Cancellation guarantee: in Slick 4 a transaction is rolled back not only on error but also on fiber cancellation. This guarantee was not possible with Future-based execution.
Rollbacks
In case you want to force a rollback, you can return DBIO.failed within a DBIOAction.
sourceval countAction = coffees.length.result
val rollbackAction = (coffees ++= Seq(
("Cold_Drip", new SerialBlob(Array[Byte](101))),
("Dutch_Coffee", new SerialBlob(Array[Byte](49)))
)).flatMap { _ =>
DBIO.failed(new Exception("Roll it back"))
}.transactionally
val errorHandleAction = rollbackAction.asTry.flatMap {
case Failure(e: Throwable) => DBIO.successful(e.getMessage)
case Success(_) => DBIO.successful("never reached")
}
// Here we show that that coffee count is the same before and after the attempted insert.
// We also show that the result of the action is filled in with the exception's message.
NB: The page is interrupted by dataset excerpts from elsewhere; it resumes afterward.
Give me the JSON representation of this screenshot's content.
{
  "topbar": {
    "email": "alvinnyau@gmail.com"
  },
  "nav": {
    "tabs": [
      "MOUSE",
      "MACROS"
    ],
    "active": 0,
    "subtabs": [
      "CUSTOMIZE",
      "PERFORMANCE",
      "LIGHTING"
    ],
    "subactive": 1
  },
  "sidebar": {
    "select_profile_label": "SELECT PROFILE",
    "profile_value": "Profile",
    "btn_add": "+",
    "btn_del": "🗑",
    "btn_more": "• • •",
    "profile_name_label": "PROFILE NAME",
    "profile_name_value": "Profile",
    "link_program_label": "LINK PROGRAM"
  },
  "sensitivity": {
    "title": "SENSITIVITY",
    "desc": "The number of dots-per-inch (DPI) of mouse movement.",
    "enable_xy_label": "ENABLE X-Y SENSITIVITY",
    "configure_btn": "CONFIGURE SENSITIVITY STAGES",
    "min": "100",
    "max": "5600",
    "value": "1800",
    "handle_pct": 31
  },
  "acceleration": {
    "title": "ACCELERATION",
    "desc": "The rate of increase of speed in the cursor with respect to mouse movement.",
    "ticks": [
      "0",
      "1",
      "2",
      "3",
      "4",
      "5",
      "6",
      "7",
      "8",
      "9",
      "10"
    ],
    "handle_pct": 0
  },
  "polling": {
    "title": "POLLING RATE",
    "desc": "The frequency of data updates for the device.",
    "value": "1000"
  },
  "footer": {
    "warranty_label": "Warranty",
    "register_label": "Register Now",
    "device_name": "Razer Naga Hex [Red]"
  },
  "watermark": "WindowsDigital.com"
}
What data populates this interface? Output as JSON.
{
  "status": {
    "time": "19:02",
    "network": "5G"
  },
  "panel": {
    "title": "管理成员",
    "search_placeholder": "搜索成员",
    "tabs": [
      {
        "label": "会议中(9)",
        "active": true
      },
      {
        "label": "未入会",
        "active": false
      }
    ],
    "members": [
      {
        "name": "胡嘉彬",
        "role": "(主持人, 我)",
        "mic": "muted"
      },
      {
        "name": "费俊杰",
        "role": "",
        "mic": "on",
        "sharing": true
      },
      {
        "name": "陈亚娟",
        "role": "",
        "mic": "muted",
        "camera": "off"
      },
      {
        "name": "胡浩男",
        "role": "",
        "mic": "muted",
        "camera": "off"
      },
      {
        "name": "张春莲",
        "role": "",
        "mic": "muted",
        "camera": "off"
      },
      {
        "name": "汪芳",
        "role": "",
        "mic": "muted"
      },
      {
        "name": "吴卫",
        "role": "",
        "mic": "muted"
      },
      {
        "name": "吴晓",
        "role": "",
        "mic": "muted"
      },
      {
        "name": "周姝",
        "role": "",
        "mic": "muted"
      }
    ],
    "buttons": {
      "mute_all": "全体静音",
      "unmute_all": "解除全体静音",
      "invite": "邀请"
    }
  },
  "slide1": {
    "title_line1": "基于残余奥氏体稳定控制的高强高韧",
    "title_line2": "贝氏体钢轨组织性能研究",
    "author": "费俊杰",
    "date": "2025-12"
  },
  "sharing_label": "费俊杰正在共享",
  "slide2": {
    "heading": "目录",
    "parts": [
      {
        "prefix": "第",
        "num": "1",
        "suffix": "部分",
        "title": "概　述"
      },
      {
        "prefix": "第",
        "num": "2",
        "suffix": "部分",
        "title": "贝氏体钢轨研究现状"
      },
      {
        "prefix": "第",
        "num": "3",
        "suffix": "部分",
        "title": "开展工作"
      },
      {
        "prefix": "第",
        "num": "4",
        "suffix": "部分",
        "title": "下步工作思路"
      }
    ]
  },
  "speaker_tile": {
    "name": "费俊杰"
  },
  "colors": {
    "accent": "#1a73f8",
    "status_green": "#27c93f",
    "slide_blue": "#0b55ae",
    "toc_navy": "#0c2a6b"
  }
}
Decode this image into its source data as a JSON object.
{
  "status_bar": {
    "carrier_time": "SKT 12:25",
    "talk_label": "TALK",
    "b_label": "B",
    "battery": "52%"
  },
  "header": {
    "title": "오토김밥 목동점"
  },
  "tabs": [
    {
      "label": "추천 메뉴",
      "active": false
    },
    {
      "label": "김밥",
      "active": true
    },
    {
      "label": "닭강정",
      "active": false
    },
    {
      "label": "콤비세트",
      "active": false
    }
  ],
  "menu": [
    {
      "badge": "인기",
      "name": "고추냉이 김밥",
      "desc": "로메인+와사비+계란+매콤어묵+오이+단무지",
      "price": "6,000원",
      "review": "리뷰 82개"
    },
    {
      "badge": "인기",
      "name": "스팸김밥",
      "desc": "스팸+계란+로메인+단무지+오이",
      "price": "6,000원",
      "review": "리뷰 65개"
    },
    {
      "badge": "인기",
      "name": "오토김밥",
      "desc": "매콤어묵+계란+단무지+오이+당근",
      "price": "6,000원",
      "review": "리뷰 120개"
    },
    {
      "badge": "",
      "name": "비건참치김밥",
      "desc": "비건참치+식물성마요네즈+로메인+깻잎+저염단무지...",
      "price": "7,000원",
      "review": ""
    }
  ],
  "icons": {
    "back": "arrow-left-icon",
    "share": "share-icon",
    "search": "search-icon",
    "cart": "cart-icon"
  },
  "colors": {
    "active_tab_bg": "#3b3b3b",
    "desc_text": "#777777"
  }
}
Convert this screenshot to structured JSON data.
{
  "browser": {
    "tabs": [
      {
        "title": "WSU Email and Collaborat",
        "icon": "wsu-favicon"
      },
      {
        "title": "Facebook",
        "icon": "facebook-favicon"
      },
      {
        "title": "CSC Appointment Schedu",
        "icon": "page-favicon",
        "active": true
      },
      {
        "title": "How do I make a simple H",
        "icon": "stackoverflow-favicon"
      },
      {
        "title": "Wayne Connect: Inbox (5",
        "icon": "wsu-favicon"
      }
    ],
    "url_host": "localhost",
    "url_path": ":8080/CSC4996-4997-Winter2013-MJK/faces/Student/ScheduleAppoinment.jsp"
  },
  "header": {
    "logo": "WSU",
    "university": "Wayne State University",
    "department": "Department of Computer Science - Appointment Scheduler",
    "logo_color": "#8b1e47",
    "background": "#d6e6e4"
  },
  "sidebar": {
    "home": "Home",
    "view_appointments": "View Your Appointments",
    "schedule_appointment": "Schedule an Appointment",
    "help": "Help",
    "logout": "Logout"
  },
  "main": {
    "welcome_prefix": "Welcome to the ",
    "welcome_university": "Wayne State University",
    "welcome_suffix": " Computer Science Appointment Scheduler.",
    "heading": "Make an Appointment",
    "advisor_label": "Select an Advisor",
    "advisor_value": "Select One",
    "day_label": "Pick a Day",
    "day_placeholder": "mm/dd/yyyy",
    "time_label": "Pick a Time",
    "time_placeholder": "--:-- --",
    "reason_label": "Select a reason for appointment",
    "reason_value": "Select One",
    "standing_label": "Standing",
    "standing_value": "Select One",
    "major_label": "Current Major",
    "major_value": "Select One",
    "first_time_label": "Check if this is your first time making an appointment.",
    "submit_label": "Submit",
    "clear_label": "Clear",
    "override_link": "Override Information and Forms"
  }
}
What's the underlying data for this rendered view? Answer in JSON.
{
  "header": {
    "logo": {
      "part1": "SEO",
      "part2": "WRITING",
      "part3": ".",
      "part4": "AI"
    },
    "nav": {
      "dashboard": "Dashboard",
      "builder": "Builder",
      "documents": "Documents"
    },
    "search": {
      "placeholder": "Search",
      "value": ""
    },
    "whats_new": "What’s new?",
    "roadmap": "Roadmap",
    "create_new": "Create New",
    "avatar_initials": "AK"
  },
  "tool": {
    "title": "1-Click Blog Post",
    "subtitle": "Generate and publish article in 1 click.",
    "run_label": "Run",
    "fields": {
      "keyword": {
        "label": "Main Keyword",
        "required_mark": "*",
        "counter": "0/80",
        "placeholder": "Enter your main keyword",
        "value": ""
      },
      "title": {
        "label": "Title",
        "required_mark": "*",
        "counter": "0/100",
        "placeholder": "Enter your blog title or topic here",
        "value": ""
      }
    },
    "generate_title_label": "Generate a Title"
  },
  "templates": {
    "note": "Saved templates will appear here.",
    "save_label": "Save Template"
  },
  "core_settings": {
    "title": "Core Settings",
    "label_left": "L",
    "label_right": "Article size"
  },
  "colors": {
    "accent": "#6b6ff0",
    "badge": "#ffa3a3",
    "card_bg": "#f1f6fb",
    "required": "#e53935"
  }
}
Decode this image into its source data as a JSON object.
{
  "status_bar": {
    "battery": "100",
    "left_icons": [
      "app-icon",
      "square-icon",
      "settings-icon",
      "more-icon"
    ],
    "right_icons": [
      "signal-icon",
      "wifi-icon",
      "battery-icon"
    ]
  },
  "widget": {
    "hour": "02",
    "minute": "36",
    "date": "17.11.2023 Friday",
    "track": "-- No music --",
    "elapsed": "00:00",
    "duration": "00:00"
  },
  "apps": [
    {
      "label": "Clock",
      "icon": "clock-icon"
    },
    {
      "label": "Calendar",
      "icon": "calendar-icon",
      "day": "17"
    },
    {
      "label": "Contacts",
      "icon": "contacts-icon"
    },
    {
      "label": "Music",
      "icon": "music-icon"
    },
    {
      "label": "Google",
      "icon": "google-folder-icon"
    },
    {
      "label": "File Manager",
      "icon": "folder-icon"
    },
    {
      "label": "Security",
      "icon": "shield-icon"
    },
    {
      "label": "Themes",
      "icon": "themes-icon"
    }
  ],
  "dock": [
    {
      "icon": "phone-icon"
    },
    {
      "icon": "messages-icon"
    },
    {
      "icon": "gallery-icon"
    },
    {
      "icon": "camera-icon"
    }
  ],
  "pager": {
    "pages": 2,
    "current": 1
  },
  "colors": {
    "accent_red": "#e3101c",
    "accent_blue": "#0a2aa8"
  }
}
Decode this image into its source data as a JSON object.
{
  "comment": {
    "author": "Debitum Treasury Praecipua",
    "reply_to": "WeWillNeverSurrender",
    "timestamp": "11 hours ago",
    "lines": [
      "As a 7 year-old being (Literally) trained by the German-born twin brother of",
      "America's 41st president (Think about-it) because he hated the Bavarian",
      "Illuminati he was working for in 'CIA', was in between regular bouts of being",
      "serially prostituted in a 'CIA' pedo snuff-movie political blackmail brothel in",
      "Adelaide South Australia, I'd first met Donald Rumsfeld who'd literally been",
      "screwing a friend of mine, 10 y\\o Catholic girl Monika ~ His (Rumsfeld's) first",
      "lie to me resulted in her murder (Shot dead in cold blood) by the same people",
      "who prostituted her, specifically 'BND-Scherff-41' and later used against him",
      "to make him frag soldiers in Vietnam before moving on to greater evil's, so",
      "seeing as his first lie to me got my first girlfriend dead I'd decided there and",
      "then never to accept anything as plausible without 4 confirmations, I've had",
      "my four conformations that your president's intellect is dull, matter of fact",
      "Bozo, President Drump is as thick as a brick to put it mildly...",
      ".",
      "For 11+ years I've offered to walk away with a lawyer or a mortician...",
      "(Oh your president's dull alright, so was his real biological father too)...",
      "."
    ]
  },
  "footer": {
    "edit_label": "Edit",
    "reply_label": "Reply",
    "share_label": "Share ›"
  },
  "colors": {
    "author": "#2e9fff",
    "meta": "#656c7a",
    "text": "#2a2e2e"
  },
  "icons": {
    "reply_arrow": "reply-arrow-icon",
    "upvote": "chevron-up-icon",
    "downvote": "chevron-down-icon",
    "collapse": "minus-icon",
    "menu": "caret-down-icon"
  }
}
val f = db.run(countAction zip errorHandleAction zip countAction).map {
case ((initialCount, result), finalCount) =>
// init: 5, final: 5, result: Roll it back
println(s"init: ${initialCount}, final: ${finalCount}, result: ${result}")
result
}
JDBC Interoperability
Use this when you need JDBC functionality that is not directly modeled in Slick.
In order to drop down to the JDBC level for functionality that is not available in Slick, you can use a SimpleDBIO action which is run on a database thread and gets access to the JDBC Connection:
sourceval getAutoCommit = SimpleDBIO[Boolean](_.connection.getAutoCommit)
If you need to access state of the database session across multiple SimpleDBIO actions, make sure to use withPinnedSession or transactionally accordingly (see above).